{OPINIÃO] Quem tem medo do Paulo Mau? Por Marcelo Velez

Foto: (Arquivo pessoal)

Marcelo Velez
Líder da Juventude em Camaragibe-PE


O PSB tem a maior bancada de deputados federais e estaduais em Pernambuco. Também possui a prefeitura da capital e o maior número de prefeitos. A hegemonia fundada em 2006 por Eduardo Campos, herdando o poderio de Miguel Arraes ainda continua sólida, mas dando sinais de esfacelamento. 

Diante do esforço de reeleger Paulo Câmara governador, a legenda está rifando espaços que, em tempos normais, seriam prego batido e ponta virada para os socialistas, como secretarias e vagas no Senado.
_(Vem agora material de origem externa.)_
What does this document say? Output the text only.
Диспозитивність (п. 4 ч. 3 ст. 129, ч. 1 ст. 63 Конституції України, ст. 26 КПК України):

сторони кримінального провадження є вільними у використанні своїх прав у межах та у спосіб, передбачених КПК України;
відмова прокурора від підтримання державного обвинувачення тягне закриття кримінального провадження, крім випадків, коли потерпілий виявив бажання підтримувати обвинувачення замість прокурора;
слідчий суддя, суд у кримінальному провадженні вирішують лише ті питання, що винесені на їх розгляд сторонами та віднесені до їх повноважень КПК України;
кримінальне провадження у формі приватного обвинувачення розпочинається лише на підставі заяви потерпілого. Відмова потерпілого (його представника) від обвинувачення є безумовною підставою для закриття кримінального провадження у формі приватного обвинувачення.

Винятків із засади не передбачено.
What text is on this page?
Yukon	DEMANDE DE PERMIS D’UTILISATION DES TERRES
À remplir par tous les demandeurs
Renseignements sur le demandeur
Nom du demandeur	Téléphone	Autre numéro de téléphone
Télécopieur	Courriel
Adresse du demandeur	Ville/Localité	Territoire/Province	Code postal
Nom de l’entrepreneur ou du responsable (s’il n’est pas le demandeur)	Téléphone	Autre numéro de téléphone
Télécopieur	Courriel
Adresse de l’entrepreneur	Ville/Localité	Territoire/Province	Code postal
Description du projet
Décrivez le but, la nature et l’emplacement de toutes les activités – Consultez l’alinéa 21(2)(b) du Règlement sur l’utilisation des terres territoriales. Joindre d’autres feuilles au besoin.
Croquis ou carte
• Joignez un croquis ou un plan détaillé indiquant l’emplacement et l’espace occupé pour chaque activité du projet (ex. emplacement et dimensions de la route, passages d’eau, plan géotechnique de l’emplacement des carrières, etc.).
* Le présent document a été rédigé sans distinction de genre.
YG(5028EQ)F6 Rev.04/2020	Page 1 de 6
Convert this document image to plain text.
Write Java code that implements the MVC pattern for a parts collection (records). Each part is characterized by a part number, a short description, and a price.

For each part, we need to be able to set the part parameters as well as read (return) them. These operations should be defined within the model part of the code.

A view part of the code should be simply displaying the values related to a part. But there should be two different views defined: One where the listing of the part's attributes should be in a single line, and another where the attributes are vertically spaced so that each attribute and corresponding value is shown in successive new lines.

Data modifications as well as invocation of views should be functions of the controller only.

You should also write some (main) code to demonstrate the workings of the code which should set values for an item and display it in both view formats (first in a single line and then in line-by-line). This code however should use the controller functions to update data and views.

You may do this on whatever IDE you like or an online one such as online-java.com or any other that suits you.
A partir daí, é que a coisa vai ficando tenebrosa: o governo do estado passou a ser um guarda-chuva pequeno demais para tantos caciques e sofrerá com o atulhamento de Felipe Carreras, Tadeu Alencar, Danilo Cabral e João Campos no mesmo barco. 

Pior ainda, se Paulo Câmara for reeleito e João Campos ou Felipe Carreras não conseguirem entrar na Prefeitura do Recife, seriam três federais de peso, já que a vaga única de senador em 2022 iria naturalmente para o próprio Paulo. Este imbróglio todo faz deputados e prefeitos esvaziarem as trincheiras socialistas e ingressarem em outros partidos mais promissores, que possam eleger políticos de baixa densidade eleitoral.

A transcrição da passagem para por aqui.